The training set and the test set of each target and shadow model are randomly selected from the respective datasets, have the same size, and are disjoint. There is no overlap between the datasets of the target model and those of the shadow models, but the datasets used for different shadow models can overlap with each other.

# Accuracy of the attack

This paper evaluate the attack by executing it on randomly reshuffled records from the target’s training and test datasets.
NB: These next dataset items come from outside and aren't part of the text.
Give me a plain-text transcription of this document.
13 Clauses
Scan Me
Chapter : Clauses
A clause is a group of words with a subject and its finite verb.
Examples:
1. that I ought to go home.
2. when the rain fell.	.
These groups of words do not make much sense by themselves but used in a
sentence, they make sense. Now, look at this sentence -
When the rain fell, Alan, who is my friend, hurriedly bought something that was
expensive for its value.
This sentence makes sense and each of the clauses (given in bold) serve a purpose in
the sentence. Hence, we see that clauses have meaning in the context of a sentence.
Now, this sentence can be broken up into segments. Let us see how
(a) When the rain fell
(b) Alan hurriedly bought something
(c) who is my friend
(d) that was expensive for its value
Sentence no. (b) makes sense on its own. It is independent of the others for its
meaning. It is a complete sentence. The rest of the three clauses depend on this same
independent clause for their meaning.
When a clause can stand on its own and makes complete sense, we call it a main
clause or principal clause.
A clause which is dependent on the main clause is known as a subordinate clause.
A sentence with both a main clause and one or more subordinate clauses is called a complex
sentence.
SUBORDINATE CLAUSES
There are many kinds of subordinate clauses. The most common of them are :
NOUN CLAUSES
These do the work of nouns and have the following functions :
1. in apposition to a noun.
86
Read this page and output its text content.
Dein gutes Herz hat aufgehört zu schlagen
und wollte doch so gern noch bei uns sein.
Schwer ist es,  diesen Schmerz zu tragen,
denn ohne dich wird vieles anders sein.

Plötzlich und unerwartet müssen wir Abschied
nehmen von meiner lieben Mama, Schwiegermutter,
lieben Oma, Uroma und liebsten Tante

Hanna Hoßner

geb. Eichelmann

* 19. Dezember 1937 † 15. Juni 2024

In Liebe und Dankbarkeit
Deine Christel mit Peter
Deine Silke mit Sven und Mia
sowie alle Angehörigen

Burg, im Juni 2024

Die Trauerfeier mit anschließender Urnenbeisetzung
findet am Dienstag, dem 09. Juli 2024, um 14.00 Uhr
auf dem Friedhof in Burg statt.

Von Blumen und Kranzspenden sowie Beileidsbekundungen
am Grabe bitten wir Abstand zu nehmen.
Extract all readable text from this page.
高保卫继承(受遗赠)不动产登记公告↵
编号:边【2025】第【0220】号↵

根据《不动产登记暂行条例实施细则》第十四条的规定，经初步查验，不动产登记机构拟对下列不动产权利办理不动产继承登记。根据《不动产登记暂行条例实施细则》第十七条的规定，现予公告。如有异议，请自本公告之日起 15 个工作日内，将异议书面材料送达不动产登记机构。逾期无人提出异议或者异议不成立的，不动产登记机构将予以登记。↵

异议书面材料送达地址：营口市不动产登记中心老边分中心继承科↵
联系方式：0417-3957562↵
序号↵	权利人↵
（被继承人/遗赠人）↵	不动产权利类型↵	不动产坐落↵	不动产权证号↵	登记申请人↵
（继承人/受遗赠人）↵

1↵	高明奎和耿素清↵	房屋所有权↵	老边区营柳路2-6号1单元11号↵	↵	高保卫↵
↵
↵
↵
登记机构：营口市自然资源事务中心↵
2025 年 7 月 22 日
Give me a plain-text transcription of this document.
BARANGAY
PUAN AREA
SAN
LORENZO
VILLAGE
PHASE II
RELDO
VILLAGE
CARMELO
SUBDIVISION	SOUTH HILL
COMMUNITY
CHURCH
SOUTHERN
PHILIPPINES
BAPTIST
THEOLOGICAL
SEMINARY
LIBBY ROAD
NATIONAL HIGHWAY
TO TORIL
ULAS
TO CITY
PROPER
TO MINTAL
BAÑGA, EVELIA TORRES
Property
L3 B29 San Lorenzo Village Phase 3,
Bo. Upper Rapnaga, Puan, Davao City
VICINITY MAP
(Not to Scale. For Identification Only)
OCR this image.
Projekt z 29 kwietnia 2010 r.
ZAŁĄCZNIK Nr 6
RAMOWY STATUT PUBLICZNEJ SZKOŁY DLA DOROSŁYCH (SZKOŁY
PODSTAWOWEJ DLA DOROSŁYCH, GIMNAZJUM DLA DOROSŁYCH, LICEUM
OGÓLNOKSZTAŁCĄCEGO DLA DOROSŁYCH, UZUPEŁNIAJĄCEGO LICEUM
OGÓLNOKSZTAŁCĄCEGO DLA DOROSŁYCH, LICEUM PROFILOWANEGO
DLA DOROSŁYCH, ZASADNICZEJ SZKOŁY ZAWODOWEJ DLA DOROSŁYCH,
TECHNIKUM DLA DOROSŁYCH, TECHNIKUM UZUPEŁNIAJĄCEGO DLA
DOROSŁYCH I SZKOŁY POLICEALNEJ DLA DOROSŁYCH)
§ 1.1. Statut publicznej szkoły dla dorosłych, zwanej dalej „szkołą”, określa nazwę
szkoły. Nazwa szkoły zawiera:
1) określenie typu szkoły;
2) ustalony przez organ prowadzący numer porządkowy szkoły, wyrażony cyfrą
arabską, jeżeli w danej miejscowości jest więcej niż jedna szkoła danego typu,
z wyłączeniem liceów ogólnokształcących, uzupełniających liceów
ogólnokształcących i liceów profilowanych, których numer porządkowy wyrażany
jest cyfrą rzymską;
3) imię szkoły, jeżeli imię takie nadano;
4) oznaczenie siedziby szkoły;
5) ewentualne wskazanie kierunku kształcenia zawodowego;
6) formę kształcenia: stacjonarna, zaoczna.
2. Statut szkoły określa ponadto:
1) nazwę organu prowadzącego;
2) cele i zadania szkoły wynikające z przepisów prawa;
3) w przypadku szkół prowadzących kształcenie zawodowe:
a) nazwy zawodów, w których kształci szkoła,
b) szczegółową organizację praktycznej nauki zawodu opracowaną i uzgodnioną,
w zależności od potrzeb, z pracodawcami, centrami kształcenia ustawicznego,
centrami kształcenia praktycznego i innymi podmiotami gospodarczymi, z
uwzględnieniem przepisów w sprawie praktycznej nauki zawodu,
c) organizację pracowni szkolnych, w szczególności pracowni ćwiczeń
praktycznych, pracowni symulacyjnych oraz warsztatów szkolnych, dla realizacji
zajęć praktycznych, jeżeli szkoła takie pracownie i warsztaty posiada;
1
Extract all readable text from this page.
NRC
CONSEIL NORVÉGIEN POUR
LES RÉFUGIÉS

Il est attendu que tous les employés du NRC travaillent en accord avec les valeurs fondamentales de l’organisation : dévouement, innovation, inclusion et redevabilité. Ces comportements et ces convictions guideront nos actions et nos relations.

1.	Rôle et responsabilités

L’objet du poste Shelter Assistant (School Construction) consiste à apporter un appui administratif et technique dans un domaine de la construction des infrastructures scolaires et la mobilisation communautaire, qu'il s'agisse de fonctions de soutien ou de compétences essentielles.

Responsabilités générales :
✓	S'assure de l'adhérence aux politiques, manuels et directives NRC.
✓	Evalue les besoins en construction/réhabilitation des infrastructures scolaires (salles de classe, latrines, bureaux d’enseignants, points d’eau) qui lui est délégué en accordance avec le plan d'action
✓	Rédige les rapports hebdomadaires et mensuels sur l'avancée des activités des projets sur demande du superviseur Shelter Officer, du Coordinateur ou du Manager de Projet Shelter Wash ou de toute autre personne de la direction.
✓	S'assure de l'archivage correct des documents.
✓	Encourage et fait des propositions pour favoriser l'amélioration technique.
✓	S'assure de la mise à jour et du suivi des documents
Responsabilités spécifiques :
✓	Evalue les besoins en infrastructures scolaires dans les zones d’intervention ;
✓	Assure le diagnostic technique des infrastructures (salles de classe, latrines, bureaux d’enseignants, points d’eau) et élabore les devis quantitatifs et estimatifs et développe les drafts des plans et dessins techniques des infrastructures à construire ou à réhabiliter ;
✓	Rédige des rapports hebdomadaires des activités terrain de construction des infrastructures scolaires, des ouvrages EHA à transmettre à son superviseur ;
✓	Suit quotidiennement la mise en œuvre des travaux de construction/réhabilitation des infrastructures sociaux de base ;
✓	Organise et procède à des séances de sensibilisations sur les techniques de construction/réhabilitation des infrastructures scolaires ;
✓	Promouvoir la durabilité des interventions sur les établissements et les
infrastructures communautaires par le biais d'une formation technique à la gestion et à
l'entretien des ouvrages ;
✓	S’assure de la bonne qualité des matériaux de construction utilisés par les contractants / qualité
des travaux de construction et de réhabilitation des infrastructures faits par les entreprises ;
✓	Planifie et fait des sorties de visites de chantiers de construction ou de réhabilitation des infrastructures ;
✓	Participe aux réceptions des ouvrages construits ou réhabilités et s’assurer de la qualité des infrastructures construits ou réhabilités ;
And use the standard precision and recall metric to evaluate the percision.

The test accuracy of the target neural-network models with the largest training datasets is low, which means the models are heavily overfitted on their training sets.

For different deep learning APIs from different companies, the paper trained the same datas for the models and make the evaluation attacks, the result shows that Models trained using Google Prediction API exhibit the biggest leakage.

For the Texas hospital-stay dataset and location adtaset, the paper evaluated the attack against a Google-trained model.

The training accuracy of the Texas’s target model is 0.66 and its test accuracy is 0.51. Precision is mostly above 0.6, and for half of the classes, it is above 0.7. Precision is above 0.85 for more than 20 classes.

The training accuracy of the location’s target model is 1 and its test accuracy is 0.66.Precision is between 0.6 and 0.8, with an almost constant recall of 1.
The attacks against the google trained models for location data sets shows that the paper’s attacks are robust even if the attacker’s assumptions about the distribution of the target model’s training data are not very accurate.

For the majority of the target model’s classes, the paper’s attack achieves high precision. This demonstrates that a membership inference attack can be trained with only black-box access to the target model, without any prior knowledge about the distribution of the target model’s training data if the attacker can efficiently generate inputs that are classified by the target model with high confidence.

# Factors and Defenses

# Factors for Success of membership inference

Based on the evaluation, this paper bring forward two factors for a success membership inference attack:

generalizability of the target model

diversity of its training data

If the model overfits and does not generalize well to inputs beyond its training data, or if the training data is not representative, the model leaks information about its training inputs.

This paper also point out that overfitting is not the only reason why our inference attacks work. Different machine learning models, due to their different structures, “remember” different amounts of information about their training datasets. This leads to different amounts of information leakage even if the models are overfitted to the same degree

# Mitigation strategies

This paper indicates some strategies of mintigate the membership interface of the models:

Restrict the prediction vector to top k classes.
Coarsen（变粗糙） precision of the prediction vector.
Increase entropy of the prediction vector.
Use regularization.

However, in this paper, they make evaluation about these mitigation strategies, and find that their attack method is still robust against these mitigation strategies

# Conclusion

This paper have designed, implemented, and evaluated the first membership inference attack against machine learning models, notably black-box models trained in the commerical deep learning APIs.

This paper’s key technical innovation is the shadow training tech- nique that trains an attack model to distinguish the target model’s outputs on members versus non-members of its train- ing dataset.

Membership in hospital-stay and other health-care datasets is sensitive from the privacy perspective. Therefore, this method may have substantial practical privacy implications.